Pollen Typhae total flavones inhibit expression of interleukin-6 in C2C12 skeletal muscle cells cultured with palmitate
- Author:
Shaoying LOU
;
Yi LIU
;
Weihua CHEN
;
Jian YING
;
Yanming HE
;
Wenjian WANG
- Publication Type:Journal Article
- From:
Journal of Integrative Medicine
2008;6(5):488-92
- CountryChina
- Language:Chinese
-
Abstract:
OBJECTIVE: To observe the effects of Pollen Typhae total flavones (PTF) on expression of interleukin-6 (IL-6) mRNA and protein secretion in C2C12 cell strain of skeletal muscle cells cultured with palmitate, and to explore the mechanism of PTF in relieving insulin resistance (IR). METHODS: The IR of C2C12 cells was induced by co-culturing with palmitate. The C2C12 cells were divided into normal control group, untreated group, PDTC (a nuclear factor-kappaB inhibitor) treated group, rosiglitazone (ROS)-treated group, ROS+ PDTC-treated group, PTF-treated group and PTF+PDTC-treated group.
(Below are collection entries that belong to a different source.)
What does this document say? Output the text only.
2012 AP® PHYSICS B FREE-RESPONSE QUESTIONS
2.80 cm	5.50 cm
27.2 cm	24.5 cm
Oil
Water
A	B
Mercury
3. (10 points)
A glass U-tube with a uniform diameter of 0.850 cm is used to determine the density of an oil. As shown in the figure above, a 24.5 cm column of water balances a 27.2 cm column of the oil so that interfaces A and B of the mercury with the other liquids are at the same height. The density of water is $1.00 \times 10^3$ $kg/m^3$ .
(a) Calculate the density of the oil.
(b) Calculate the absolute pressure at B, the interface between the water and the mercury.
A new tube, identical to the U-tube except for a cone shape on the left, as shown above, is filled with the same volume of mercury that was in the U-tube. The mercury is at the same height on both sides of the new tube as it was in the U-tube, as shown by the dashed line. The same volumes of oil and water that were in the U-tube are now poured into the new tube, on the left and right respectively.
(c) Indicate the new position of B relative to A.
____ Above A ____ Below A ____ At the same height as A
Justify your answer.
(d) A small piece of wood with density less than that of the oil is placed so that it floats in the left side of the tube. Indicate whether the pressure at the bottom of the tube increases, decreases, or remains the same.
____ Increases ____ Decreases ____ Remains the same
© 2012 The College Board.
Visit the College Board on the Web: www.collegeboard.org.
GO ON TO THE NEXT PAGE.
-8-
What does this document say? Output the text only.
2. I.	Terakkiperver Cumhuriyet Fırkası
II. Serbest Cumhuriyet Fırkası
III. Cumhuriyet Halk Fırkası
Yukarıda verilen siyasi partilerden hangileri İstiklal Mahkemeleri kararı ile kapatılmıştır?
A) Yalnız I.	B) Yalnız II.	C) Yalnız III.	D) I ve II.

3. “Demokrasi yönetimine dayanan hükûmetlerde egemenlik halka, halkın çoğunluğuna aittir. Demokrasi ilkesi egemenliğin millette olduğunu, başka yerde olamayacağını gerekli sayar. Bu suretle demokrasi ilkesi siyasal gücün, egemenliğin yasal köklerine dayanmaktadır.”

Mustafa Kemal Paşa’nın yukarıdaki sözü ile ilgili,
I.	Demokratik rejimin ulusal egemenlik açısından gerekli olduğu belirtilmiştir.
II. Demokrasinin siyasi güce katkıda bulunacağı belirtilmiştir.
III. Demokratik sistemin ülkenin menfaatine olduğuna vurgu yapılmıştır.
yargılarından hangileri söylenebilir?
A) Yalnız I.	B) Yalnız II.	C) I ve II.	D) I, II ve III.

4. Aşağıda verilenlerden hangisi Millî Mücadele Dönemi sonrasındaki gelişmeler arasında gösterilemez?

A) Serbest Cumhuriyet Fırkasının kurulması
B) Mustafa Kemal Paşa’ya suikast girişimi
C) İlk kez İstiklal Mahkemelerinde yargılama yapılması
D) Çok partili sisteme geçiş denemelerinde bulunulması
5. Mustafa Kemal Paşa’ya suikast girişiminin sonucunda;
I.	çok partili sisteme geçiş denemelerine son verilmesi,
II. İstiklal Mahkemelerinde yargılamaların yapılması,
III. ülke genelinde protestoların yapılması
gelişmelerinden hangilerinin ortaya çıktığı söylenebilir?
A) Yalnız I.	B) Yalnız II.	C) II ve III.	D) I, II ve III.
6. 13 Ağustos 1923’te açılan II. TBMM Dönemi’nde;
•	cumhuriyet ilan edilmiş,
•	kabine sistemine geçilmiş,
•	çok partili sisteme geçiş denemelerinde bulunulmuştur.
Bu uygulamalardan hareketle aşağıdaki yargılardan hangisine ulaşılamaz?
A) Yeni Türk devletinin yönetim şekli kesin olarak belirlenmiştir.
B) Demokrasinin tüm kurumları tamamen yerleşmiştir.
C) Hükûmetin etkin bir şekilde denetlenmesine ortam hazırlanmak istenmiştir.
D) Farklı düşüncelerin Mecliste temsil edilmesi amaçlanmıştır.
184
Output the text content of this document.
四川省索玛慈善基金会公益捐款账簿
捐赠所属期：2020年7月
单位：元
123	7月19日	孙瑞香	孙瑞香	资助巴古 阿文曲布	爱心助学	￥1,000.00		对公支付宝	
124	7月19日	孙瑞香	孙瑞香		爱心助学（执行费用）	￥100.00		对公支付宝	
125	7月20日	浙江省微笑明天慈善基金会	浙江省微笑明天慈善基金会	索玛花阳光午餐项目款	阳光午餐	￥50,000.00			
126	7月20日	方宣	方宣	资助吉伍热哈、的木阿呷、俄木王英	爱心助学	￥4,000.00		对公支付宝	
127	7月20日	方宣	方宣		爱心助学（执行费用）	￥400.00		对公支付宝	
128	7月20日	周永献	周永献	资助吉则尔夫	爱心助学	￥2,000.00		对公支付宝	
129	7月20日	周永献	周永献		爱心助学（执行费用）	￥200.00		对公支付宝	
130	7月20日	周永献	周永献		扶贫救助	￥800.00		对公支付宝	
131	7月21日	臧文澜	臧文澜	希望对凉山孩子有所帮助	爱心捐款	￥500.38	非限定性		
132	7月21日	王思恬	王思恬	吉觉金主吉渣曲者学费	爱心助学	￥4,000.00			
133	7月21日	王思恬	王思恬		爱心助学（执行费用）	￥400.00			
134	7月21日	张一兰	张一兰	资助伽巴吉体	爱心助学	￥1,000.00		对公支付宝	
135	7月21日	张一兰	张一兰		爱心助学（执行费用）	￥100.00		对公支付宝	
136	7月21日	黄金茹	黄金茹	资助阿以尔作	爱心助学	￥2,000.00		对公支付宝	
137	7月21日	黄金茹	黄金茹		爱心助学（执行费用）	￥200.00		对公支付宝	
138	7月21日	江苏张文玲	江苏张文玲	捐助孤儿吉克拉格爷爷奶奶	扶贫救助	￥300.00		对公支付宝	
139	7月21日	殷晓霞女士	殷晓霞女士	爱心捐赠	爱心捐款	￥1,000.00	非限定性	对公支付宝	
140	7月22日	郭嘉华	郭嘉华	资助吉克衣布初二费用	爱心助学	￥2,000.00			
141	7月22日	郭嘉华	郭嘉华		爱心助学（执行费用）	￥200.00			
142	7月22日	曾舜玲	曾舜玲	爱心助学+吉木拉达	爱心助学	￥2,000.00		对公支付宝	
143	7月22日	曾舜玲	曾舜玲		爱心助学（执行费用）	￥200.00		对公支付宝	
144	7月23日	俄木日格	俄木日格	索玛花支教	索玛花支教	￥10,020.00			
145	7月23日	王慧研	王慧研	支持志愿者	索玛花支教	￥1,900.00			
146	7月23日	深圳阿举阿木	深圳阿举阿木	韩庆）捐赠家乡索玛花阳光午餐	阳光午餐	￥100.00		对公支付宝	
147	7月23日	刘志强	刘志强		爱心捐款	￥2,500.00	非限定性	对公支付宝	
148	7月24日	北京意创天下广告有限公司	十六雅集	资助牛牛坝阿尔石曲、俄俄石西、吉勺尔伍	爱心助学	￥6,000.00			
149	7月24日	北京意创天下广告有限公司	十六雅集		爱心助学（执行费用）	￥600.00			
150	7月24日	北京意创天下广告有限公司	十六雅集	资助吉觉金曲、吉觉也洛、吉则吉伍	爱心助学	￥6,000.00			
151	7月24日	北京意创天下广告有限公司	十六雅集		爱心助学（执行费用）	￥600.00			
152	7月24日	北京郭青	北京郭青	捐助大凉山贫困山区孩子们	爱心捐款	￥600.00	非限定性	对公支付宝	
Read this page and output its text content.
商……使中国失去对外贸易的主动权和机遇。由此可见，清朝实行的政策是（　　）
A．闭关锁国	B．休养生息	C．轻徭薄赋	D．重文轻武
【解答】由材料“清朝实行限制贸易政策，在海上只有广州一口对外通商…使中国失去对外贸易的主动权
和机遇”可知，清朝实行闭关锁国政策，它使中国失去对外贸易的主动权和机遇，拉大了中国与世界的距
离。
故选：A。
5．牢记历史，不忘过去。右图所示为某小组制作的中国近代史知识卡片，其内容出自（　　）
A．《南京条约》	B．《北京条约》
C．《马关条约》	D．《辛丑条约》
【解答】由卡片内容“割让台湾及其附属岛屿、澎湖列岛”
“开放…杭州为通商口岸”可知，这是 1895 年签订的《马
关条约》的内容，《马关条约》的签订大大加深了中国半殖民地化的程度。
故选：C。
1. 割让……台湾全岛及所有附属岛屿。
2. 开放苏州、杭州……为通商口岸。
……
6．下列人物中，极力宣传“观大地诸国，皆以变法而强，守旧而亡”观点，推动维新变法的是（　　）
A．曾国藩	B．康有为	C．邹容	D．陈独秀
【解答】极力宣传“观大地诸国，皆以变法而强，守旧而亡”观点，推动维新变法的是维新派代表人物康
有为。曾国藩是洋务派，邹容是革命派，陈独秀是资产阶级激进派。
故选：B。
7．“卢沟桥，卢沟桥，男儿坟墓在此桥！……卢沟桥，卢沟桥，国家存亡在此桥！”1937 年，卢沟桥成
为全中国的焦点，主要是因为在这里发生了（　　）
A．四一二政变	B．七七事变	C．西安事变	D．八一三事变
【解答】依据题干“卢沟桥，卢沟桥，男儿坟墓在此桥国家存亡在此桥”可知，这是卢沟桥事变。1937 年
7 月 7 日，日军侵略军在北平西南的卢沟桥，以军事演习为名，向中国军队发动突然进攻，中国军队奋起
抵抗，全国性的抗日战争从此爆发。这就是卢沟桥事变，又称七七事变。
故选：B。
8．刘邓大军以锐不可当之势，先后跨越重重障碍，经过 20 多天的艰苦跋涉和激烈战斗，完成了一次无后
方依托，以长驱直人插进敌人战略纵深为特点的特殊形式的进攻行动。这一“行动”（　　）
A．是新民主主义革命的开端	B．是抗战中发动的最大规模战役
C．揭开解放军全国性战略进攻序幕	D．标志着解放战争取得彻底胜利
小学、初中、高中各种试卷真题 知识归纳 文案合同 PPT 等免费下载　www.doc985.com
Sixteen hours after culture, the transportation rate of glucose was observed by (3)H-deoxyglucose uptake method; IL-6 mRNA expression in C2C12 cells was assayed by real time polymerase chain reaction (Real-time PCR), and level of IL-6 protein secretion in culture supernatant was detected by enzyme linked immunosorbent assay. RESULTS: Compared with the normal control group, the transportation rate of glucose of cells in untreated group was decreased 30.43% after 16-hour palmitate culture, and was increased 32.39% in the PTF-treated group. Compared with the untreated group, the levels of IL-6 mRNA expression in cells and IL-6 protein secretion in supernatant were significantly decreased in the PTF-treated group (P<0.05). The levels of IL-6 mRNA expression in cells and IL-6 protein secretion in supernatant were increased in PTF+PDTC-treated group as compared with PFT-treated group (P<0.05). CONCLUSION: PTF can inhibit the IL-6 mRNA expression and IL-6 protein secretion via nuclear factor-kappaB pathway in C2C12 skeletal muscle cells, which may be one of its mechanisms in relieving inflammation conditions and insulin resistance in C2C12 skeletal muscle cells.